3 temmuz'dan beri her şey o kadar açık ve her şey o kadar aleniydi ki bunun böyle olacağı çok belliydi. hükümet, tff (hem mehmet ali aydınlar hem yıldırım demirören) fenerbahçe yöneticileri uefa ile pazarlığı yaptılar ve durum ortada.

hep dedik ya; bir kulübün küme düşmesinin nelere mal olacağını hesap etmek çok zor ama yöneticiler bunun hesabını çok iyi biliyorlar... ve gerekeni yaptılar, geri çektiler davayı.

sanırım artık söyleyecek bir şey kalmadı.
anlamsız bir durum.

burada benim bir fenerbahçeli olarak merak ettiğim tek şey;

uefafenerbahçeyi aklamış olacak? (şike konusunda, türkiyede dava sürüyor)
fenerbahçe mi uefayı aklamış olacak? (hukuksuzluk konusunda, hüküm verilmeden avrupadan men edildi fenerbahçe)

hangisi daha mantıklı?

ergen tavırlılar buraya kadar okuyup, eksileyip bıraksınlar. aklı başında spor severlere bir kaç şey sormak istiyorum...

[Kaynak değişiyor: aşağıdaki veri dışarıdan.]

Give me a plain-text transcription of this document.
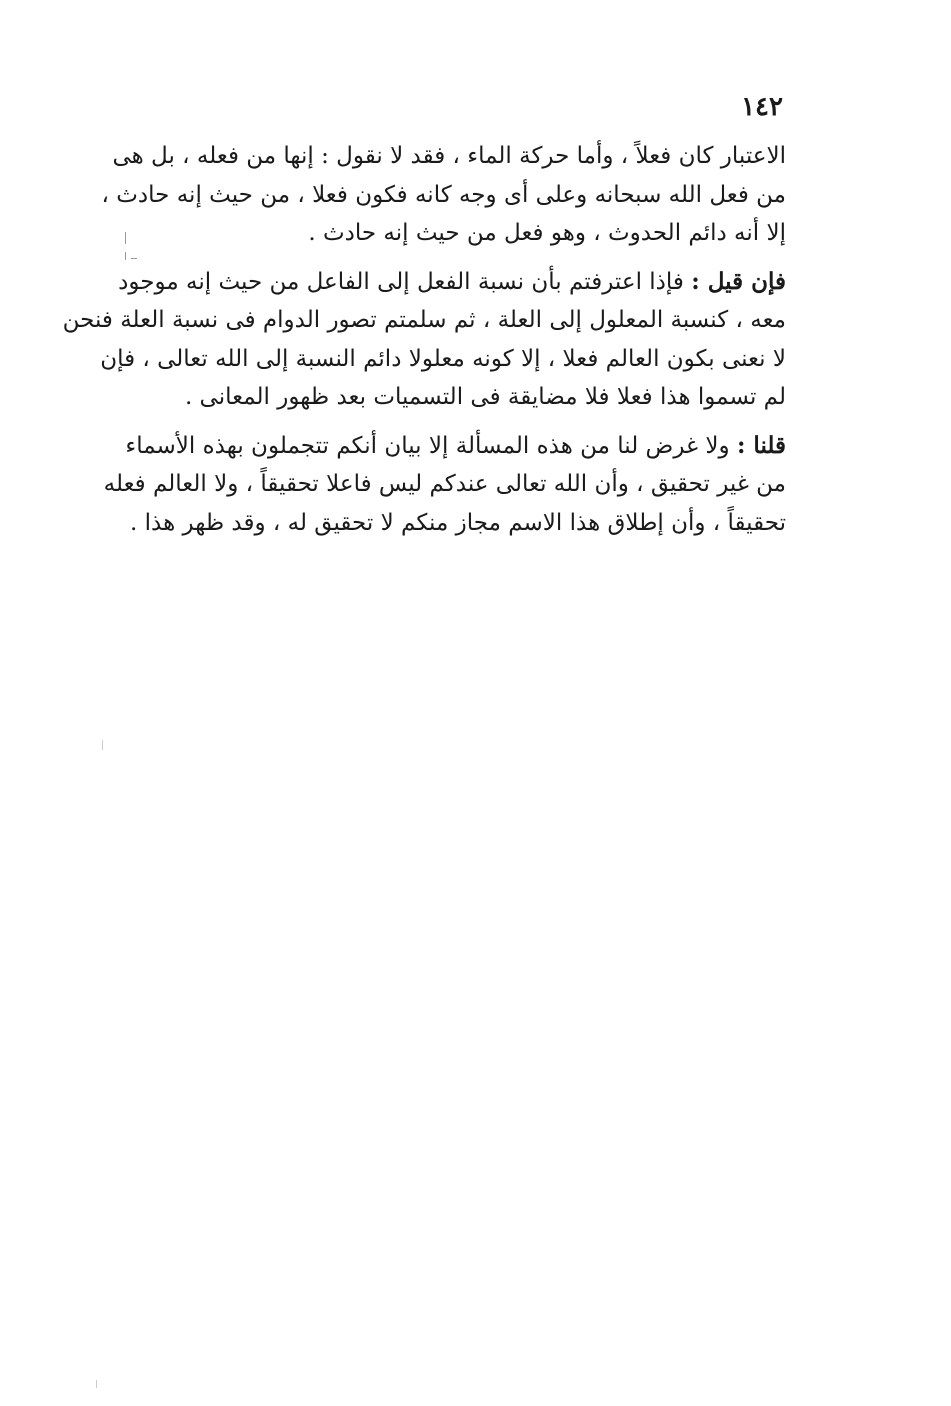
١٤٢
الاعتبار كان فعلاً ، وأما حركة الماء ، فقد لا نقول : إنها من فعله ، بل هى
من فعل الله سبحانه وعلى أى وجه كانه فكون فعلا ، من حيث إنه حادث ،
إلا أنه دائم الحدوث ، وهو فعل من حيث إنه حادث .
فإن قيل : فإذا اعترفتم بأن نسبة الفعل إلى الفاعل من حيث إنه موجود
معه ، كنسبة المعلول إلى العلة ، ثم سلمتم تصور الدوام فى نسبة العلة فنحن
لا نعنى بكون العالم فعلا ، إلا كونه معلولا دائم النسبة إلى الله تعالى ، فإن
لم تسموا هذا فعلا فلا مضايقة فى التسميات بعد ظهور المعانى .
قلنا : ولا غرض لنا من هذه المسألة إلا بيان أنكم تتجملون بهذه الأسماء
من غير تحقيق ، وأن الله تعالى عندكم ليس فاعلا تحقيقاً ، ولا العالم فعله
تحقيقاً ، وأن إطلاق هذا الاسم مجاز منكم لا تحقيق له ، وقد ظهر هذا .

şimdi tamam şu şike olayını m.a.a. tarzında çözemeyeceklerini anladılar ve yıldırım demirören geldi orta yol bulsun diye. fakat garip olan federasyonun fenerbahçenin bu davayı -ki onların ricasıyla olmuştur bu- çekmesini nasıl sağladılar? nasıl ikna oldu fenerbahçe?

''ligden düşürülmessiniz seneye avrupaya gidersiniz'' dendiyse ve uefada buna göz yumduysa -cas davası geri çekileceği için- diğer ülkelerde ceza alan takımlar buna ses çıkarmaz mı acaba?

sonuçta önümüzde bariz örnekler var değil mi ceza alan. (italyan ve yunan takımları)

uefa bunları ve tamamen sıfır tolerans olduğunu her demeçte üstüne basa basa vurgulamış bir kurum sonuçta. 45 milyon eoru luk tazminat için bu duruştan vazgeçer mi?

fenerbahçe bu davayı geri çekince uefa aklanmış olmayacak mı?

fenerbahçe avrupaya gider fakat etik kurul falan değilde mahkemeden şike ile ilgili bir ceza gelirse ne olur? işler başa mı döner?

çok arapsaçı bir durum bu. anti şeffaf bir durum hatta.
namusun fenerbahçeli yöneticiler için ne kadar basit oldugunu göz önüne süren dava.